Here, an SNMP polling product with application-aware capabilities can get information on input and output QoS class map utilization, drop percentage, and packet counts. It can also get information on pre-versus-post QoS traffic volume, rate, and packet count. It can also point out traffic marked in conformance, in excess, and in violation of defined policies.

Without CBQoS, network managers don’t have a whole lot of evidence to verify that their QoS settings are actually improving network performance – in fact, they may even be inadvertently harming performance. CBQoS prevents network managers from flying blind with QoS deployments. And, like IP SLA, it’s built into Cisco IOS.

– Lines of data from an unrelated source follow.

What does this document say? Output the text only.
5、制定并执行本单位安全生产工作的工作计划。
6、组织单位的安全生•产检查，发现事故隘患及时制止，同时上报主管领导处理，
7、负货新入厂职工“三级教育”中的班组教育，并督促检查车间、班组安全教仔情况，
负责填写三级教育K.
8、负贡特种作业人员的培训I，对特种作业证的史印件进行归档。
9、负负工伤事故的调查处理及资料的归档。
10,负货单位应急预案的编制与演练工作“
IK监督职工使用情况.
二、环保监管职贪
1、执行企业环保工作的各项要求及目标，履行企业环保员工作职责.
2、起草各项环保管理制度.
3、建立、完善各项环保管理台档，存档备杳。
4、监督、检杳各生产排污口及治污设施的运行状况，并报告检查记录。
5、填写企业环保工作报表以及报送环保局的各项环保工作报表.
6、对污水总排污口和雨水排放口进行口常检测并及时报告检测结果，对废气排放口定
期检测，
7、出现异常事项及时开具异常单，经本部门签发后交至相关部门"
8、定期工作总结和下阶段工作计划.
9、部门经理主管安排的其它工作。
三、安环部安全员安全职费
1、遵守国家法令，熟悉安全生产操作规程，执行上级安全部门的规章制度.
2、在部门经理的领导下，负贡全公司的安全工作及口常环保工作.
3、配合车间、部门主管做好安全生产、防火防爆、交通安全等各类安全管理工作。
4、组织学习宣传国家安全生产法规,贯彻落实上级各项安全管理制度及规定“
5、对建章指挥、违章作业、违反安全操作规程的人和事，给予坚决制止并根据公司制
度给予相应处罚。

Gaining a New Level of Visibility with Cisco NBAR

From within the network device operating system, Cisco NBAR can inspect packets traversing the device and identify the corresponding application – for example, TCP traffic running on port 80 could be labeled as Google, SAP, SharePoint, SalesForce, etc. NBAR can also provide utilization, volume, and rate metrics on a per-application basis relative to the network circuit carrying the traffic.

It’s similar to NetFlow, but NetFlow identifies protocol traffic mixes – not application-layer visibility. NBAR identifies by application – which is important in setting proper QoS policies. And because NBAR is part of Cisco’s IOS, and the data can be collected with an application-aware SNMP poller (which many of you already have), it can be a more cost-effective solution than application discovery hardware.